125g a Comparison of Domain Size and Diffusion Behavior of Lipids in Model Lipid Membranes Using PFG NMR with High Gradient Strengths

Monica Sanders and Sergey Vasenkov. Chemical Engineering, University of Florida, Museum Road, Bldg. 723, Gainesville, FL 32611

Structural and dynamical properties of membrane domains are crucial for understanding the function of these domains in eukaryotic cells. Due to the difficulty of examining and interpreting the intricacies of membrane organization in live cells, model membranes composed of ternary mixtures of saturated and unsaturated lipids and cholesterol are considered a sufficient model for studies of biomembranes. Over many years, large (>1 micron) liquid-ordered domains that form in such model membranes (e.g. DOPC/SM/Chol) have been studied and closely linked to lipid rafts in cells.

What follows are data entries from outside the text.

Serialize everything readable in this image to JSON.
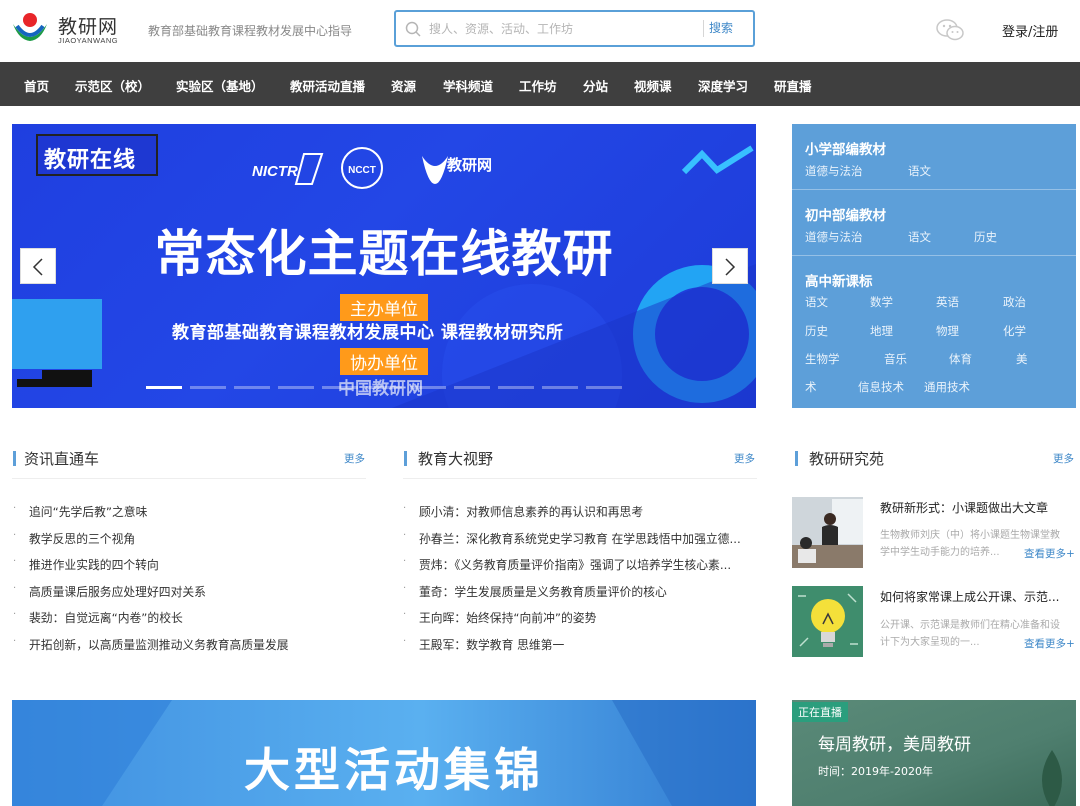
{
  "header": {
    "logo_text": "教研网",
    "logo_sub": "JIAOYANWANG",
    "tagline": "教育部基础教育课程教材发展中心指导",
    "search_placeholder": "搜人、资源、活动、工作坊",
    "search_button": "搜索",
    "login": "登录/注册"
  },
  "nav": [
    "首页",
    "示范区（校）",
    "实验区（基地）",
    "教研活动直播",
    "资源",
    "学科频道",
    "工作坊",
    "分站",
    "视频课",
    "深度学习",
    "研直播"
  ],
  "banner": {
    "badge": "教研在线",
    "brand": "教研网",
    "logo_nictr": "NICTR",
    "logo_ncct": "NCCT",
    "title": "常态化主题在线教研",
    "host_tag": "主办单位",
    "host": "教育部基础教育课程教材发展中心  课程教材研究所",
    "co_tag": "协办单位",
    "co": "中国教研网",
    "active_slide": 1,
    "slide_count": 11
  },
  "subjects": {
    "primary_title": "小学部编教材",
    "primary": [
      "道德与法治",
      "语文"
    ],
    "middle_title": "初中部编教材",
    "middle": [
      "道德与法治",
      "语文",
      "历史"
    ],
    "high_title": "高中新课标",
    "high": [
      "语文",
      "数学",
      "英语",
      "政治",
      "历史",
      "地理",
      "物理",
      "化学",
      "生物学",
      "音乐",
      "体育",
      "美",
      "术",
      "信息技术",
      "通用技术"
    ]
  },
  "news": {
    "title": "资讯直通车",
    "more": "更多",
    "items": [
      "追问“先学后教”之意味",
      "教学反思的三个视角",
      "推进作业实践的四个转向",
      "高质量课后服务应处理好四对关系",
      "裴劲：自觉远离“内卷”的校长",
      "开拓创新，以高质量监测推动义务教育高质量发展"
    ]
  },
  "vision": {
    "title": "教育大视野",
    "more": "更多",
    "items": [
      "顾小清：对教师信息素养的再认识和再思考",
      "孙春兰：深化教育系统党史学习教育 在学思践悟中加强立德...",
      "贾炜：《义务教育质量评价指南》强调了以培养学生核心素...",
      "董奇：学生发展质量是义务教育质量评价的核心",
      "王向晖：始终保持“向前冲”的姿势",
      "王殿军：数学教育 思维第一"
    ]
  },
  "research": {
    "title": "教研研究苑",
    "more": "更多",
    "cards": [
      {
        "title": "教研新形式：小课题做出大文章",
        "desc1": "生物教师刘庆（中）将小课题生物课堂教",
        "desc2": "学中学生动手能力的培养...",
        "more": "查看更多+"
      },
      {
        "title": "如何将家常课上成公开课、示范...",
        "desc1": "公开课、示范课是教师们在精心准备和设",
        "desc2": "计下为大家呈现的一...",
        "more": "查看更多+"
      }
    ]
  },
  "bottom": {
    "title": "大型活动集锦",
    "live_badge": "正在直播",
    "live_title": "每周教研，美周教研",
    "live_time": "时间：2019年-2020年"
  },
  "colors": {
    "nav_bg": "#3f3f3f",
    "accent": "#5d9fd9",
    "link": "#3f88c8",
    "tag_orange": "#ff9a1a"
  }
}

Lipid rafts exist in vivo as domains of much smaller sizes on the order of 100 nm. Observing domains on a smaller length-scale (i.e. closer to the size of lipid rafts in vivo) has proven to be a non-trivial task due to limitations of spatial resolution of many techniques suitable for such studies. Recently, nanosized domains have been observed in model membranes. This work presents studies of lipid self-diffusion in such membranes (DOPC/SM/Chol and DOPC/DPPC/Chol) using PFG NMR with high gradient strengths. Application of high gradients affords diffusion studies for sufficiently small diffusion times under the conditions of the narrow gradient pulse approximation. The latter is essential for recording artifact-free diffusion data. As a result, observing diffusion behavior in lipid membranes on length scales comparable with the sizes of lipid rafts in vivo becomes possible. The results of these studies show the dependence (or independence) of diffusion behavior of lipids on diffusion time due to the exchange of lipid molecules between the lipid-ordered and the surrounding liquid-disordered domains at temperatures sufficiently below the transition temperature. Using PFG NMR with high gradient strengths, it now becomes possible to directly study and compare lateral diffusion of lipids inside large (>1 micron) and nanosized (~100 nm) domains as well as to investigate lateral transport of lipids through the domain boundaries.